For me, the takeaway was it’s time we stop getting ourselves wrapped up in absolutes and starting getting into the nuances and implications of these kinds of discussions.
Mark Fawcett took us through learnings from We Are Futures ’s work with young people all over the UK. He spoke about the changes that Gen Z are bringing to markets and culture, cautioning above all not to see them as soft snowflakes. This generation are motivated, principled, resourceful and influential. We underestimate them at our peril.
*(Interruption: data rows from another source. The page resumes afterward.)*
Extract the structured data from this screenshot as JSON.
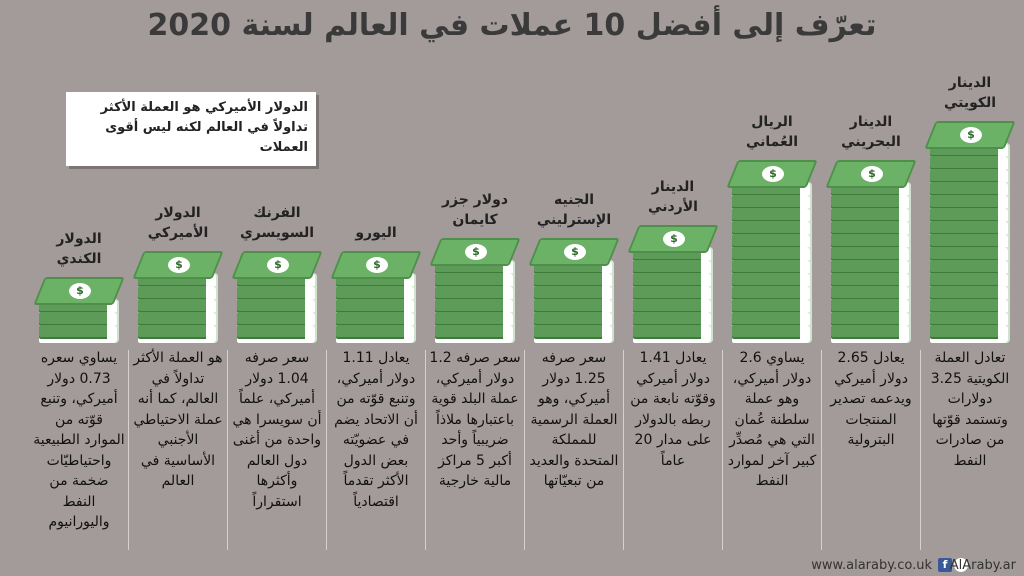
{
  "title": "تعرّف إلى أفضل 10 عملات في العالم لسنة 2020",
  "note": "الدولار الأميركي هو العملة الأكثر تداولاً في العالم لكنه ليس أقوى العملات",
  "footer": {
    "site": "www.alaraby.co.uk",
    "handle": "AlAraby.ar",
    "fb_icon": "f"
  },
  "icons": {
    "currency_symbol": "$"
  },
  "colors": {
    "background": "#a39a9a",
    "bill_green": "#5c9c58",
    "note_bg": "#ffffff"
  },
  "chart_data": {
    "type": "bar",
    "title": "تعرّف إلى أفضل 10 عملات في العالم لسنة 2020",
    "unit": "دولار أميركي",
    "categories": [
      "الدينار الكويتي",
      "الدينار البحريني",
      "الريال العُماني",
      "الدينار الأردني",
      "الجنيه الإسترليني",
      "دولار جزر كايمان",
      "اليورو",
      "الفرنك السويسري",
      "الدولار الأميركي",
      "الدولار الكندي"
    ],
    "values": [
      3.25,
      2.65,
      2.6,
      1.41,
      1.25,
      1.2,
      1.11,
      1.04,
      1,
      0.73
    ],
    "names_display": [
      "الدينار\nالكويتي",
      "الدينار\nالبحريني",
      "الريال\nالعُماني",
      "الدينار\nالأردني",
      "الجنيه\nالإسترليني",
      "دولار جزر\nكايمان",
      "اليورو",
      "الفرنك\nالسويسري",
      "الدولار\nالأميركي",
      "الدولار\nالكندي"
    ],
    "descriptions": [
      "تعادل العملة الكويتية 3.25 دولارات وتستمد قوّتها من صادرات النفط",
      "يعادل 2.65 دولار أميركي ويدعمه تصدير المنتجات البترولية",
      "يساوي 2.6 دولار أميركي، وهو عملة سلطنة عُمان التي هي مُصدِّر كبير آخر لموارد النفط",
      "يعادل 1.41 دولار أميركي وقوّته نابعة من ربطه بالدولار على مدار 20 عاماً",
      "سعر صرفه 1.25 دولار أميركي، وهو العملة الرسمية للمملكة المتحدة والعديد من تبعيّاتها",
      "سعر صرفه 1.2 دولار أميركي، عملة البلد قوية باعتبارها ملاذاً ضريبياً وأحد أكبر 5 مراكز مالية خارجية",
      "يعادل 1.11 دولار أميركي، وتنبع قوّته من أن الاتحاد يضم في عضويّته بعض الدول الأكثر تقدماً اقتصادياً",
      "سعر صرفه 1.04 دولار أميركي، علماً أن سويسرا هي واحدة من أغنى دول العالم وأكثرها استقراراً",
      "هو العملة الأكثر تداولاً في العالم، كما أنه عملة الاحتياطي الأجنبي الأساسية في العالم",
      "يساوي سعره 0.73 دولار أميركي، وتنبع قوّته من الموارد الطبيعية واحتياطيّات ضخمة من النفط واليورانيوم"
    ]
  }
}
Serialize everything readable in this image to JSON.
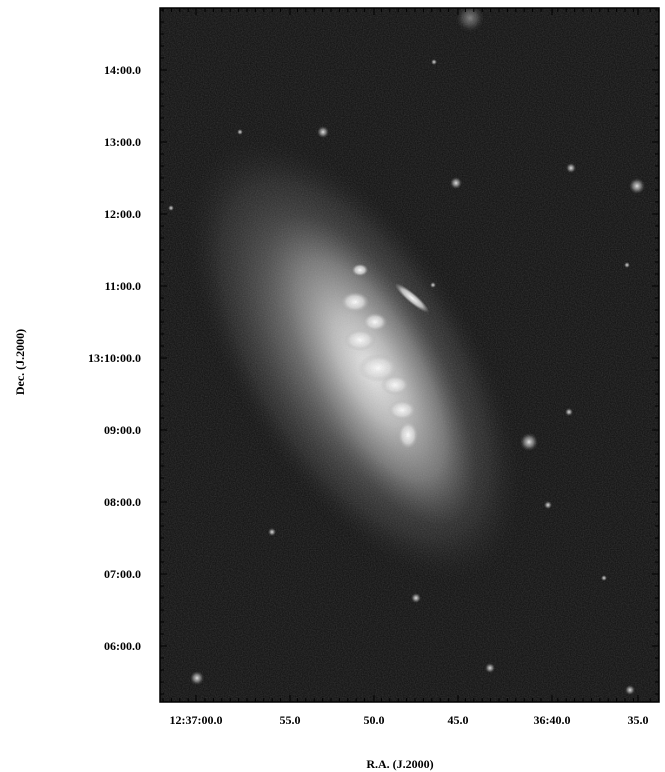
{
  "figure": {
    "y_axis": {
      "title": "Dec. (J.2000)",
      "ticks": [
        "14:00.0",
        "13:00.0",
        "12:00.0",
        "11:00.0",
        "13:10:00.0",
        "09:00.0",
        "08:00.0",
        "07:00.0",
        "06:00.0"
      ]
    },
    "x_axis": {
      "title": "R.A. (J.2000)",
      "ticks": [
        "12:37:00.0",
        "55.0",
        "50.0",
        "45.0",
        "36:40.0",
        "35.0"
      ]
    },
    "image": {
      "subject": "spiral galaxy",
      "colors": {
        "background": "#0e0e0e",
        "galaxy_core": "#f4f4f4",
        "frame": "#000000"
      }
    }
  }
}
Over lunch, I asked Mark what he thought about the counter argument that our industry overly focus on Gen Z when actually it’s the over 50s that have all the money. His response was that when we compare this generation to how millennials and Gen X were at their age we see that they influence the perceptions and preferences of their seniors far more than any generation before them. Some of that is direct – through parents and colleagues – but some of it is also the influence they hold over social algorithms. This in turn drives what the rest of us see and, if we’re honest, our preferences too.
And for AI, an expert panel went beyond the usual chat of either seeing AI as the panacea of creativity, or claiming it will steal all our jobs. Instead, they dug into the varied opportunities for working with AI and the very real questions around privacy and intellectual property that its use poses.
Chuck in some political analysis, leadership coaching and panels on B Corp and unlocking diverse talent, Changemakers was just the tonic for injecting some optimism about where we’re going as an industry.
Guttingly though, I didn’t manage to nab a wee octopus.